Fifth in a Series Introducing Wellesley's 2012 Graduates
Hometown: Sekondi, Ghana
Michelle’s family is originally from Liberia. Many of her loved ones became refugees in Ghana to escape the tragedies of the Liberian civil wars. In Ghana, she said she realized how fortunate Americans are to have access to health care and trained medical professionals in the United States. She volunteered at the Caring for Tomorrow's Generation orphanage in Buchanan, Liberia, which, in addition to her work at Wellesley, has motivated her desire to become a world leader in health care. Michelle will start a joint MD/PhD program this fall and, after medical school, she hopes to drive the establishment of community healthcare facilities and policies (especially in psychiatry) in Liberia.
Michelle’s neuroscience research at Wellesley looks at how estrogen binds to membranes on the exterior of the cells, which, among other areas, may have implications for cancer research. Additionally, Michelle is a math tutor in Wellesley’s METCO tutoring program (METCO is Boston-area voluntary desegregation program aimed to increase diversity in suburban school districts); she works with fourth-grade METCO students and has been involved with the program since its inception in 2010.
Q&A with Michelle Corkrum
What will you miss most about being a student at Wellesley?
I will miss the support network at Wellesley. During my time here, I had access to all the resources I needed academically, professionally, and personally. For example, the Pforzheimer Learning and Teaching Center (PLTC) was one of my favorite places my first year. I always took my essays to a writing tutor for edits before turning them in, and the PLTC also had a lot of great workshops and handouts on procrastination prevention techniques, time management skills, and stress reduction methods. The professors at Wellesley were also a great resource for me. I felt as though they wanted us to succeed, and even though their classes were challenging, they were always available to help during office hours, and before and after class lectures. Professionally, I valued the Center for Work and Service (CWS) as a resource. Through the CWS, I was able to participate in an internship every summer during my Wellesley career. My first summer, I participated in a research program at the University of Minn.; my second summer, I volunteered at the Wesley Woods Health Center in Atlanta, Ga.; and during my third summer, I participated in the science center research program at Wellesley. At a personal level, I truly appreciate my friends; I know that I have made life-long friends that will be there for me every step of the way.
Where's your favorite place on campus?
I love Harambee house. I know that every time I go there I will see familiar faces that are either willing to study or take a study break with me.
How have you changed since you first came to Wellesley?
I have gained a greater appreciation for the different cultures that make up our world. Talking to my friends in the dining halls or new students at the beginning of the school year always made me realize how unique everyone’s experiences were. We all ended up at Wellesley, but the paths that we took to get here and the careers that we will pursue after Wellesley are extremely diverse. I realized that there are a lot of different and innovative ways to promote positive change and make a difference in our world.
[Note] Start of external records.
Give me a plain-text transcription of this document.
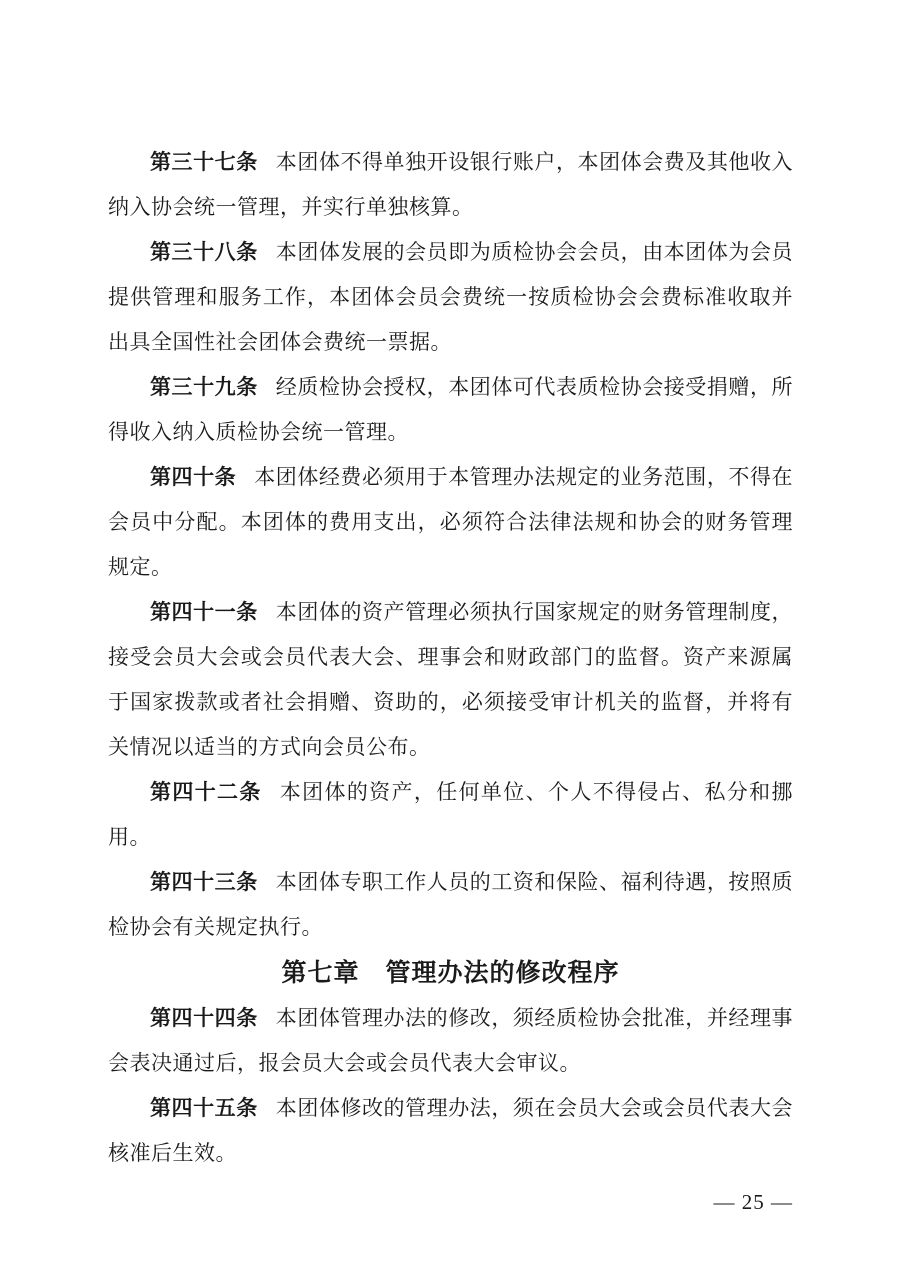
第三十七条 本团体不得单独开设银行账户，本团体会费及其他收入纳入协会统一管理，并实行单独核算。

第三十八条 本团体发展的会员即为质检协会会员，由本团体为会员提供管理和服务工作，本团体会员会费统一按质检协会会费标准收取并出具全国性社会团体会费统一票据。

第三十九条 经质检协会授权，本团体可代表质检协会接受捐赠，所得收入纳入质检协会统一管理。

第四十条 本团体经费必须用于本管理办法规定的业务范围，不得在会员中分配。本团体的费用支出，必须符合法律法规和协会的财务管理规定。

第四十一条 本团体的资产管理必须执行国家规定的财务管理制度，接受会员大会或会员代表大会、理事会和财政部门的监督。资产来源属于国家拨款或者社会捐赠、资助的，必须接受审计机关的监督，并将有关情况以适当的方式向会员公布。

第四十二条 本团体的资产，任何单位、个人不得侵占、私分和挪用。

第四十三条 本团体专职工作人员的工资和保险、福利待遇，按照质检协会有关规定执行。

第七章 管理办法的修改程序

第四十四条 本团体管理办法的修改，须经质检协会批准，并经理事会表决通过后，报会员大会或会员代表大会审议。

第四十五条 本团体修改的管理办法，须在会员大会或会员代表大会核准后生效。

— 25 —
What are your plans after graduation?
I will start a joint MD/PhD program this fall at the University of Minnesota.
Is there a particular person or group who's made a difference during your time here?
Professor Joy Renjilian-Burgy was one of my first mentors at Wellesley. I took her Spanish 241 class my first semester. She was everything I hoped a Wellesley professor would be. Joy was extremely enthusiastic about the course material and very supportive of her students. After taking her class, I kept in touch with her and my sophomore year she became my Mellon Mays advisor. I value my relationship with Joy because she encouraged me to pursue anything that I had an interest in, and she never doubted my ability to accomplish any of my goals at Wellesley.
Any other reflections you'd like to share?
I know without a doubt that Wellesley was the best undergraduate institution for me.